Em Outubro de 2023, o Papa Francisco nomeou o Padre Davide Carraro, antigo vigário-geral de Argel, como Bispo de Orão, no leste da Argélia.[32]
Perspectivas para a liberdade religiosa
A Argélia não concede liberdade religiosa total. Os não muçulmanos enfrentam amplas restrições que se agravaram durante o período em análise. Em particular, os muçulmanos convertidos ao Cristianismo enfrentam prisão e multas, como ilustra o caso do Pastor Youssef Ourahamane. Além disso, a situação dos muçulmanos ahmadis e dos críticos liberais do Islamismo agravou-se.
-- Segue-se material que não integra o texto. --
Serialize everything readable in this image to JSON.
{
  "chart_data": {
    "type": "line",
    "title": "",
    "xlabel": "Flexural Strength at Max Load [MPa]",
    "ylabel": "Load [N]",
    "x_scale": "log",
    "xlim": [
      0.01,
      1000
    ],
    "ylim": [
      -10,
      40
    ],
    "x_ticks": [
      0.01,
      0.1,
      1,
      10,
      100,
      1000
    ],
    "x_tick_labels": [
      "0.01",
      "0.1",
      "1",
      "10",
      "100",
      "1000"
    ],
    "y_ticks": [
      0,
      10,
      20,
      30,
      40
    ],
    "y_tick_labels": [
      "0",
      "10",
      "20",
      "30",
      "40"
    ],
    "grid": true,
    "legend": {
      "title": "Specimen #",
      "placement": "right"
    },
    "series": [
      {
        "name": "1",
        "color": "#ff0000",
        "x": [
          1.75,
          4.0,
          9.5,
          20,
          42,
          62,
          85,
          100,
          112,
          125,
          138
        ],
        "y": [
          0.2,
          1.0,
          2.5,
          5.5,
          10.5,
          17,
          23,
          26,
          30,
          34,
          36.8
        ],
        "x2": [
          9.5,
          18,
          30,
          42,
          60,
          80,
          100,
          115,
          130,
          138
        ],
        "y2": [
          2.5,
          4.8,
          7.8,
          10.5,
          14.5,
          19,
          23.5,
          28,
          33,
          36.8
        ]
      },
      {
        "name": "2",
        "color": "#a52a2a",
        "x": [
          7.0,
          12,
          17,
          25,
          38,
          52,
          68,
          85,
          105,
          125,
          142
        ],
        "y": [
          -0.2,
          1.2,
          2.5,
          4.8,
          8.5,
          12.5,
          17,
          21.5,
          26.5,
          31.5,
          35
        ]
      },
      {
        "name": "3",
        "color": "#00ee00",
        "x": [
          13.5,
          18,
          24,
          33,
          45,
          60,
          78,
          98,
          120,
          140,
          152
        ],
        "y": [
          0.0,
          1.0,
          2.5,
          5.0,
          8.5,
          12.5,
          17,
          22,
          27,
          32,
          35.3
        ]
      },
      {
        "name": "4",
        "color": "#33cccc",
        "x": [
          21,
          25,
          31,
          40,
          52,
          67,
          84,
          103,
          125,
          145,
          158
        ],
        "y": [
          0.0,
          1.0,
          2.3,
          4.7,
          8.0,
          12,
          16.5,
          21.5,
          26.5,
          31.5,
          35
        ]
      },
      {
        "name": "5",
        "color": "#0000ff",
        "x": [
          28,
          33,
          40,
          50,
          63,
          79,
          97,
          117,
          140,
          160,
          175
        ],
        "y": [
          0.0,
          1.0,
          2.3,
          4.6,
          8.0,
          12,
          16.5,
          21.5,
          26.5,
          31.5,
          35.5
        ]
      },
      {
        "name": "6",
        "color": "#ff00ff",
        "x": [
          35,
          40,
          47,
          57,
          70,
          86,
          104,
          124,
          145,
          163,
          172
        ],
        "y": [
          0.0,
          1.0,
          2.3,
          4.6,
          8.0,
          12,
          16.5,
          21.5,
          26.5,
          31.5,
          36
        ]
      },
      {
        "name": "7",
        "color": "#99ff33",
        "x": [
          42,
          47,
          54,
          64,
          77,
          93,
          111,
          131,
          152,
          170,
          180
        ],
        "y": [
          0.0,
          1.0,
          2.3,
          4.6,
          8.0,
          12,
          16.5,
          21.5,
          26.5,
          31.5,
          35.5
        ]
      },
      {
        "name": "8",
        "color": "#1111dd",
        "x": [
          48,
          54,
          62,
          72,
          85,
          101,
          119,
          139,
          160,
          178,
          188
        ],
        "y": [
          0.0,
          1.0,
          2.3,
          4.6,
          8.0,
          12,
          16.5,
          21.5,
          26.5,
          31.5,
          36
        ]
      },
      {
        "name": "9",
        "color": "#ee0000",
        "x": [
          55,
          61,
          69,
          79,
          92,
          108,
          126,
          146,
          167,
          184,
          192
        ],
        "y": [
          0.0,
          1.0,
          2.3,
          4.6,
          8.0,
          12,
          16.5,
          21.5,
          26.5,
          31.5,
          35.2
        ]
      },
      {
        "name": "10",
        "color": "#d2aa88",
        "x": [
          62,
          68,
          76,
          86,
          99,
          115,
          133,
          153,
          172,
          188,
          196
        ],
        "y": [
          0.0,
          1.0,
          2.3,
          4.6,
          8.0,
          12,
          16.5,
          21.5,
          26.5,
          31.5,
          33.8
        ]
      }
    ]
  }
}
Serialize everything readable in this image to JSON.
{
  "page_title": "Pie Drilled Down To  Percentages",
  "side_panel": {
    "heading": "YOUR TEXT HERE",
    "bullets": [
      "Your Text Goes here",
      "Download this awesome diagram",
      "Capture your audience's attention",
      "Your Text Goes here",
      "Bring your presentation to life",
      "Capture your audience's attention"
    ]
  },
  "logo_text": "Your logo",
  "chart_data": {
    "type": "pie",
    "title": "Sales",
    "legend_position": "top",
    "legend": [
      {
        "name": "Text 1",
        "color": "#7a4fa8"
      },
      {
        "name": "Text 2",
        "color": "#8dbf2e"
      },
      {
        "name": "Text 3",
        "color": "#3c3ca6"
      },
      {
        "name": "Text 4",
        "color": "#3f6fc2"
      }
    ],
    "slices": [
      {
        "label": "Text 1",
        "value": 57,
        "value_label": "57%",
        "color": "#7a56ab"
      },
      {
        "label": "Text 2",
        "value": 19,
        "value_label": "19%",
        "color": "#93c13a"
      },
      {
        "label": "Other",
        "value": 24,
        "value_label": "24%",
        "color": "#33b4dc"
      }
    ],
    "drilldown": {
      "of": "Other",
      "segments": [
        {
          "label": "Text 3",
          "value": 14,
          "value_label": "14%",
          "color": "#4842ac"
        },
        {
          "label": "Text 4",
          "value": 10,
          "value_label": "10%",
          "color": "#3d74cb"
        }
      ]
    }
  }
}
Embora desenvolvimentos positivos como a naturalização do Arcebispo católico de Argel sejam bem-vindos, o encerramento da Cáritas Argélia em 2022 teve um impacto negativo importante no trabalho pastoral da Igreja. Questões sobre a legitimidade do regime do presidente Abdelmadjid Tebboune, demonstradas por uma participação de apenas 23% nas últimas eleições,[33] e a prisão de Boualem Sansal sugerem que as restrições governamentais podem tornar-se mais graves. As perspectivas para a liberdade religiosa pioraram durante o período em análise.